Try to wrap your heads around this one: The eToro cryptocurrency exchange is spending $1 million to launch something called GoodDollar, an open-source blockchain project that — the company hopes — will create some form of globalized universal basic income. To me, at first glance, it reads more like a blockchain-based charity.
You can sign up for GoodDollar right now and start receiving GoodDollar tokens in your GoodDollar wallet. GoodDollar’s website says that $180,000 of reserve-backed tokens have already been distributed. Anyone signed up will receive some amount of GoodDollar tokens every day, but the amount varies depending on a lot of complicated factors.
Where does the money come from? If you’ve been following DeFi at all, you know all about yield farming — basically staking coins in various blockchain protocols to earn maximum returns at all times. (You’re staking to earn interest in return for providing liquidity to a lending market in most cases.)

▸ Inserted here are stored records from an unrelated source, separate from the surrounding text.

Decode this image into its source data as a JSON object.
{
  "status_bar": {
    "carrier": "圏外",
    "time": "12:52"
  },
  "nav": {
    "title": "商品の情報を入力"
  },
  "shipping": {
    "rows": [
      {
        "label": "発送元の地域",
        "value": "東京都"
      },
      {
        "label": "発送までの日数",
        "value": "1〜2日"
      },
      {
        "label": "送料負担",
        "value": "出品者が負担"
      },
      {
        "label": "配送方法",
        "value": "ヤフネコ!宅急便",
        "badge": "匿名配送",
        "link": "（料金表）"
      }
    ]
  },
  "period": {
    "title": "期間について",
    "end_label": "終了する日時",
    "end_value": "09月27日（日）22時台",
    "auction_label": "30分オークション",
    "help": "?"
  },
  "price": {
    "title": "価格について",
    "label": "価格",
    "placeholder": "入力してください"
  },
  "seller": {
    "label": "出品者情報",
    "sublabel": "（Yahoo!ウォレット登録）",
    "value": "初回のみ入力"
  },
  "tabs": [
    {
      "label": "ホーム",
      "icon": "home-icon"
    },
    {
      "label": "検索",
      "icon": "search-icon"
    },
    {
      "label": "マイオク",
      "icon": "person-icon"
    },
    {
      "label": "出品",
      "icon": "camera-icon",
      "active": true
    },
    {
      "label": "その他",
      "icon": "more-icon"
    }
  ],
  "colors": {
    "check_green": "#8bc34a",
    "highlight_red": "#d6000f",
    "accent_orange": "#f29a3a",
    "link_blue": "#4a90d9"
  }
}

Well, with GoodDollar, some people are just volunteering their assets to be staked via GoodDollar’s system, which returns some of that resulting interest to you while setting aside the rest in the GoodDollar’s reserve, which is then used to back the coins that GoodDollar distributes. This isn’t a perfect system to be clear: If you’re a staker, it’s almost certain you could earn more elsewhere.
And that’s why this feels more like a charity to me. Sure, it’s possible that blockchain technology will empower some future universal basic income system, but you’d think that system would have to depend on much more than just generous cryptocurrency bag holders who are happy to redistribute their own wealth solely for the common good or to support this eToro project.